The photochemistry of aqueous solutions of Fe (II) - I. Photoelectron detachment from ferrous and ferrocyanide ions

Abstract

Nitrous oxide has been used as a specific scavenger of aquated electrons produced by photo-detachment from Fe$^{2+}_{aq.}$(\rightarrow$^{hv}$Fe$^{3+}_{aq.}$ + e$^-_{aq.}$) and Fe(CN)$^{4-}_6$(\rightarrow$^{hv}$Fe(CN)$^{3-}_6$ + e$^-_{aq.}$) by light of wavelength 2537 $\overset{\circ}{\mathrm A}$. In each case $\phi$(N$_2$) increases to a limiting value as [N$_2$O] is increased; it is 0.07 for the former process and 0.66 for the latter.
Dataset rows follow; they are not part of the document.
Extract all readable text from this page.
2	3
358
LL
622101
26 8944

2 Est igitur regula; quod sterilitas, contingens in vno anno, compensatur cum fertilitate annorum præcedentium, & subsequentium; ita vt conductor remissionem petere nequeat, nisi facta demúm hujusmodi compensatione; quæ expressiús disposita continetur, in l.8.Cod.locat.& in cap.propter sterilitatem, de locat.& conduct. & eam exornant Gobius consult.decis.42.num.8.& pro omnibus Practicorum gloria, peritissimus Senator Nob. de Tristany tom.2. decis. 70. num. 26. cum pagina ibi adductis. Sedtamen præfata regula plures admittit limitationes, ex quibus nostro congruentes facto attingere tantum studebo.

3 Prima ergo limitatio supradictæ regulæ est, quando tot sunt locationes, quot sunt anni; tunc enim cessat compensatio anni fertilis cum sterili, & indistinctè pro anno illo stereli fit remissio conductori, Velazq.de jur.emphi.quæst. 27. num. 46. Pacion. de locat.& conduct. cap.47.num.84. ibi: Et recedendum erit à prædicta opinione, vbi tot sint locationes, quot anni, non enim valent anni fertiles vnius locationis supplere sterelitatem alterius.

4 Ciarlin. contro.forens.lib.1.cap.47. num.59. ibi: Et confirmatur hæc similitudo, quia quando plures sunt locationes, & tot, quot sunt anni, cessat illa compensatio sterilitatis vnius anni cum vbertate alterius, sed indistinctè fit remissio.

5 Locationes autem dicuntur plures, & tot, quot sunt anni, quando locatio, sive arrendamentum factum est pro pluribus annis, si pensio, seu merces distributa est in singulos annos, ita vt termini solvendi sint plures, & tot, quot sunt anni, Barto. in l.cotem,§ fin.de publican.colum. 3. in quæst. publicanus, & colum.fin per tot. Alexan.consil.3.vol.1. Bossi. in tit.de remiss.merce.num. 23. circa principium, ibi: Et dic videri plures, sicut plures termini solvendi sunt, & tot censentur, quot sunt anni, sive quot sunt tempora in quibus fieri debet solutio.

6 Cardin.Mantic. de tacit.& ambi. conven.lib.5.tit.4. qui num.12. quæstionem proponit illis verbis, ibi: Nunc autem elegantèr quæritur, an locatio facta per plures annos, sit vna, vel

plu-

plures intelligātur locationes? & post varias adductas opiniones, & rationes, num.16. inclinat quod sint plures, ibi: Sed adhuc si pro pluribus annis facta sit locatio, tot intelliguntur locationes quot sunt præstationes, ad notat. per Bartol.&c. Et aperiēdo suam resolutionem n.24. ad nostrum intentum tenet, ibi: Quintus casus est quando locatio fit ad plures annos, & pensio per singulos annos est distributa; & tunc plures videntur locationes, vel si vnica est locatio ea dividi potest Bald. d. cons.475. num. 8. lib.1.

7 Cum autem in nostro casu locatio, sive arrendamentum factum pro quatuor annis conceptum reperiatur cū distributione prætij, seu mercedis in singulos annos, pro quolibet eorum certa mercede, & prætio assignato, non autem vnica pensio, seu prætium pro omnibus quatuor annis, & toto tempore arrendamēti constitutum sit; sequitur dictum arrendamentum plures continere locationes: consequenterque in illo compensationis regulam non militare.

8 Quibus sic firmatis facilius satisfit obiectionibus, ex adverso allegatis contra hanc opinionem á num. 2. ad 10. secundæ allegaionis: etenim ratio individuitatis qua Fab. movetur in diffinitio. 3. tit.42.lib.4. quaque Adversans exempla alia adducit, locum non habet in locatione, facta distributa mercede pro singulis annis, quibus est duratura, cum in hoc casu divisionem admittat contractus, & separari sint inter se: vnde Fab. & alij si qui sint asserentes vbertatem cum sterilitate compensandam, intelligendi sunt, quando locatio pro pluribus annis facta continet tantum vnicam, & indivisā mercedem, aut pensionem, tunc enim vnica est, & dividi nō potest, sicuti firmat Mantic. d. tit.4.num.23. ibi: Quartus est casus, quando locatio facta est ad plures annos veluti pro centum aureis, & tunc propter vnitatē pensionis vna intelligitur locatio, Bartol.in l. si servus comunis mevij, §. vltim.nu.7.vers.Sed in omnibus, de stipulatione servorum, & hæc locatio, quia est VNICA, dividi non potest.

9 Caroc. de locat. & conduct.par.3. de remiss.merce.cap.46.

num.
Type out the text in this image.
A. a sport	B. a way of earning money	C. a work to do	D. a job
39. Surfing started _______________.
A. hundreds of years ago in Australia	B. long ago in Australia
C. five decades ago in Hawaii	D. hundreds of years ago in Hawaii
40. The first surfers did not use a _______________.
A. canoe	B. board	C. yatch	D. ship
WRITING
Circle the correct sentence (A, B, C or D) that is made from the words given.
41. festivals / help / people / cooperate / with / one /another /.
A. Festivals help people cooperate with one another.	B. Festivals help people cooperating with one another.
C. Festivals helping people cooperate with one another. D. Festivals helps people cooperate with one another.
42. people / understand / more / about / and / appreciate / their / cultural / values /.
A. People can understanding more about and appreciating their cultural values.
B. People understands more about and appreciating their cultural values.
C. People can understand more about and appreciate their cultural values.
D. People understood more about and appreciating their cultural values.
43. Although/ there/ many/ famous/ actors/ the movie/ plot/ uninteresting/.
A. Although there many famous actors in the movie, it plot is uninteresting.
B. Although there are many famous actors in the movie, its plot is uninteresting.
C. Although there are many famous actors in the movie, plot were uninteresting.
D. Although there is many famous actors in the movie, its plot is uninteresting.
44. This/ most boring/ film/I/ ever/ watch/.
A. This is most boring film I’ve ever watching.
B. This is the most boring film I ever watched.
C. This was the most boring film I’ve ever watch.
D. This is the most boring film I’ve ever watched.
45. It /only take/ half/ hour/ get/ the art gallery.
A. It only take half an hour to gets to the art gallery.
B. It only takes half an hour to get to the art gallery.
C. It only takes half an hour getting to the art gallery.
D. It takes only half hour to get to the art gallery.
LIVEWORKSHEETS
Use of isopropanol instead of N$_2$O in the latter case indicated that no H atoms are formed in the primary act. Competition experiments indicate that $k(e^-_{aq.} + H^+)/k(e^-_{aq.} + N_2O) = 1.86 \pm 0.12$ when Fe$^{2+}_{aq.}$ is used as the electron source and 1.55 \pm 0.1 when lanthanum ferrocyanide is used. For the K$_4$Fe(CN)$_6$ solutions, 2$\phi$(N$_2$) = $\phi$(Fe(CN)$^{3-}_6$) unless KCN is present when $$OH + CN^- \rightarrow OH^- + CN$$ and $$Fe(CN)^{3-}_6 + CN \rightarrow C_2N_2 + Fe(CN)_5H_2O^{3-}(+CN^- \rightarrow Fe(CN)^{4-}_6 + H_2O)$$ occur. The slopes of the Bronsted-Bjerrum plot for log$_{10}$k(e$^-_{aq.}$ + NO$^-_2$) is much larger (2 to 2.7) than expected or is obtained from radiation chemical experiments and is explained by a model in which e$^-_{aq.}$ reacts with NO$^-_2$ while still within the relaxed ion atmosphere of the ferrocyanide ion. Other experimental and theoretical evidence is added in support of this hypothesis.